Bush says he won't leave U.S. at Saddam's mercy
From John King
WASHINGTON (CNN) -- Iraqi President Saddam Hussein has "no intention of disarming" and presents a direct threat to the United States that must be confronted -- with or without U.N. approval, President Bush said Thursday.
"The risk of doing nothing, the risk of hoping that Saddam Hussein changes his mind and becomes a gentle soul, the risk that somehow inaction will make the world safer, is a risk I'm not willing to take for the American people," Bush said in his prime-time news conference.
"My job is to protect America, and that's what I'm going to do," he said. "I believe Saddam Hussein is a threat to the American people. I believe he's a threat to the neighborhood in which he lives.... I take the threat seriously, and I'll deal with the threat."
Bush stopped short of saying he's decided to take military action against Iraq, and said he still hopes a confrontation can be avoided. However, the president described diplomatic efforts to end the crisis as being in their "last phase," and at times he appeared openly skeptical that war could be averted.
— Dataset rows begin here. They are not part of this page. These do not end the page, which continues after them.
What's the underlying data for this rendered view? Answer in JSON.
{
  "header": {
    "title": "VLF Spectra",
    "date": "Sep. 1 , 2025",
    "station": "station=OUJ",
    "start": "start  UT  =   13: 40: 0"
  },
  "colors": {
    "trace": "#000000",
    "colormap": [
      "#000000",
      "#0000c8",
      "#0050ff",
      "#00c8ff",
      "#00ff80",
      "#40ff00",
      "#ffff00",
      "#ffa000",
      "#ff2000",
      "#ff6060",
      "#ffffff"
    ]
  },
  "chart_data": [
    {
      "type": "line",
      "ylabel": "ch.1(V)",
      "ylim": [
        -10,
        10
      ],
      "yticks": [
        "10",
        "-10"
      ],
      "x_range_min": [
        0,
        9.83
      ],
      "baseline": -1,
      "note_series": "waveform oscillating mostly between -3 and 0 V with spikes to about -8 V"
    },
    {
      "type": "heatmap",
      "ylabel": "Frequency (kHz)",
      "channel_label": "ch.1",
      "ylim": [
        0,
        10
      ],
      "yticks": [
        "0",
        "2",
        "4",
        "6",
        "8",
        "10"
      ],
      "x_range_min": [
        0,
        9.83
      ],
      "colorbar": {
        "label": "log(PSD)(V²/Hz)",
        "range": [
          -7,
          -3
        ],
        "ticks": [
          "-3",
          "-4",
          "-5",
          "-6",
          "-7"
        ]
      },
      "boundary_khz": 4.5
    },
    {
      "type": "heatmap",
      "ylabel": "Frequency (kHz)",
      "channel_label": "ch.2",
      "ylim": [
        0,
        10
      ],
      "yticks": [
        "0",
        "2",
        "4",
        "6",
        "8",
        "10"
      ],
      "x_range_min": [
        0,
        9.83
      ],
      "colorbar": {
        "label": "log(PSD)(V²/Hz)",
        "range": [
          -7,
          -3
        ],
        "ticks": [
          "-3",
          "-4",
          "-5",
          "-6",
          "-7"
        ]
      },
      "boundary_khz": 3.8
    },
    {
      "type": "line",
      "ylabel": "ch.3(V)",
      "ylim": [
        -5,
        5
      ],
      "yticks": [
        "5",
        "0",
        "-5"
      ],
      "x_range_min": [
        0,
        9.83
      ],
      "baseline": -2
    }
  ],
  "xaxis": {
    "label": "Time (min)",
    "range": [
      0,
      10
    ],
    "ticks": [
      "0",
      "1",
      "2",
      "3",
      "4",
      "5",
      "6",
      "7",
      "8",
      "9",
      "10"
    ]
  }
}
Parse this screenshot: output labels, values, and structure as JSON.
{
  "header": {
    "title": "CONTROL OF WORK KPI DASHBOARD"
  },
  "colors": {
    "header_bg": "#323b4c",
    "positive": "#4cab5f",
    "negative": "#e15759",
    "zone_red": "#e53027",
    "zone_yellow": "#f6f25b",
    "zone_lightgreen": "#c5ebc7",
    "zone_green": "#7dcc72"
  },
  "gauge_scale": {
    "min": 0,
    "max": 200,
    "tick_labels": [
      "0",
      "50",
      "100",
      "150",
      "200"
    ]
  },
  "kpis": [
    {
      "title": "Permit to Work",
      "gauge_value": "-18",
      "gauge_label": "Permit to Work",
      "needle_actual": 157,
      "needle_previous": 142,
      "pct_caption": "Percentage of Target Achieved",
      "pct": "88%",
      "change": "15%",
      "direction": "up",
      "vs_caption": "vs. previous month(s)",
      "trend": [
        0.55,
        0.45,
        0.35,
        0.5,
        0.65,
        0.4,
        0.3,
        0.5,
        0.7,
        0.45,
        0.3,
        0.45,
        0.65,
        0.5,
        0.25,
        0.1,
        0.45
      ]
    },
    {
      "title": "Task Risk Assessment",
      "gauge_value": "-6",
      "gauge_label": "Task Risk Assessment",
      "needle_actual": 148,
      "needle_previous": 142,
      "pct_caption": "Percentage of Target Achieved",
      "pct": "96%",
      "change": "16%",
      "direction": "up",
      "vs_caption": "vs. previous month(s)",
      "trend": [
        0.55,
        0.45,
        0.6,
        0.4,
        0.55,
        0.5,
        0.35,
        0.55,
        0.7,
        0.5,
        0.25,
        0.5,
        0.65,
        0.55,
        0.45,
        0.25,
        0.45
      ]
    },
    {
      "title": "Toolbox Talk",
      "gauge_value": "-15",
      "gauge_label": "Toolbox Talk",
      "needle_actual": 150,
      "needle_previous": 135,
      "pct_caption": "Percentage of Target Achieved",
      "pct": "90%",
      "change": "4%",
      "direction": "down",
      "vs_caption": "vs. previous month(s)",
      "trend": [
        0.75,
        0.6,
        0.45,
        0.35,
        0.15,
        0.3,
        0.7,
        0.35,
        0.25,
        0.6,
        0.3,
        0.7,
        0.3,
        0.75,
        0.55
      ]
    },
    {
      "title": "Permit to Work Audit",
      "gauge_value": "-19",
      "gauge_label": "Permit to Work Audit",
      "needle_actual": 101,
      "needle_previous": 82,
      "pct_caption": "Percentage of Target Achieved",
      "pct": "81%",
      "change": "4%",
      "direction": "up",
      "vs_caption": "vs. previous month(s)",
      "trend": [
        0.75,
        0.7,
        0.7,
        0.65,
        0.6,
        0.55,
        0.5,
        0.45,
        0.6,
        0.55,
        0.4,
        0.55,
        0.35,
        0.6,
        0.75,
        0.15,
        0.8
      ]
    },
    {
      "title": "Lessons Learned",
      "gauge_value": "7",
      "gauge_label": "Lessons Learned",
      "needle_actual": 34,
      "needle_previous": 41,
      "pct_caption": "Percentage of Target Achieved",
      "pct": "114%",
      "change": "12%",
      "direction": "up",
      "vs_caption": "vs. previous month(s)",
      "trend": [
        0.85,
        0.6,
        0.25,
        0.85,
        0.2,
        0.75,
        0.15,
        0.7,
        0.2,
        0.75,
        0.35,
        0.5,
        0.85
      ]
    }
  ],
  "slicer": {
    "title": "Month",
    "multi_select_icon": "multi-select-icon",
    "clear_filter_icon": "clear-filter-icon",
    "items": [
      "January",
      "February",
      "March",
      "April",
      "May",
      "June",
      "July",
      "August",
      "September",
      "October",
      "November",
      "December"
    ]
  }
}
"I wish that Saddam Hussein had listened to the demands of the world and disarmed. That was my hope," he said. "I hope we don't have to go to war. But if we go to war, we will disarm Iraq. And if we go to war, there will be a regime change."
"I know we'll prevail, and out of that disarmament of Saddam will come a better world, particularly for the people who live in Iraq."
Bush also said the United States will push next week for a vote on a new U.N. Security Council resolution, finding Iraq in breach of previous disarmament resolutions, even if it's clear there are not enough votes for it to pass.
"It's time for people to show their cards, let the world know where they stand when it comes to Saddam."
France, Russia and China, all permanent Security Council members with veto power, have expressed opposition to the resolution, along with Germany, a non-permanent council member. Administration officials had been hinting they might pull the resolution prior to a vote, rather than see it defeated.
Bush also made it clear that though the United States would prefer to work through the United Nations, he is ready and willing to take military action, even if the world body balks.
"I'm confident the American people understand that when it comes to our security, if we need to act, we will act. And we really don't need United Nations approval to do so," he said. "When it comes to our security, we really don't need anybody's permission."
But Bush also said that "when it's all said and done," the United States will have significant international support.
"If we have to use force, a lot of nations will be with us," he said.
The president expressed skepticism that giving U.N. weapons inspectors more time to do their work might lead to disarmament of Iraq, diffusing the crisis without war.
He said that while Saddam was allowing U.N. inspectors to destroy some missiles, the Iraqi president had ordered the production of new missiles. Bush also accused Iraqi operatives of moving biological and chemical agents around once or twice a day and even hiding them inside cars parked in residential neighborhoods to avoid detection.
"If the Iraqi regime were disarming, we would know it, because we would see it. Iraq's weapons would be presented to the inspectors, and the world would witness their destruction," he said. "Instead, with the world demanding disarmament, and more than 200,000 troops positioned near his country, Saddam Hussein's response is to produce a few weapons for show, while he hides the rest and builds even more."
"Inspection teams do not need more time or more personnel. All they need is what they have never received -- the full cooperation of the Iraqi regime."
On Friday, chief U.N. weapons inspector Hans Blix will report to the Security Council on the progress of the inspection process. Bush said Blix needs "to answer a single question -- has the Iraqi regime fully and unconditionally disarmed ... or has it not?"
Making his case for the danger Saddam poses to the American people, Bush said he believes Iraq could provide weapons of mass destruction to terrorists wanting to attack the United States, as they did on September 11, 2001.
"The price of doing nothing exceeds the price of taking action if we have to," he said. "The cost of the attacks on America on September 11th were enormous. They were significant. And I'm not willing to take that chance again."
But he also reiterated statements made in a speech last week that he believes a post-Saddam Iraq, with democratic institutions, could "serve as a catalyst for change" in the Middle East.
The president said that U.N. inspectors, aid workers and journalists inside Iraq would be warned and given a change to leave before any military action begins.
Bush also praised the cooperative efforts that led to the recent capture of al Qaeda operations chief, Khalid Shaikh Mohammed and said, "We must smoke these al Qaeda types out one at a time."
When asked about North Korea, he said he was concerned about the Communist country developing nuclear weapons because it may choose to use them or sell them to dictators who might use them "to impose their will on the world."
The president said the United Nations, China, Russia, Japan and South Korea were all discussing the matter and he was hopeful for a diplomatic solution.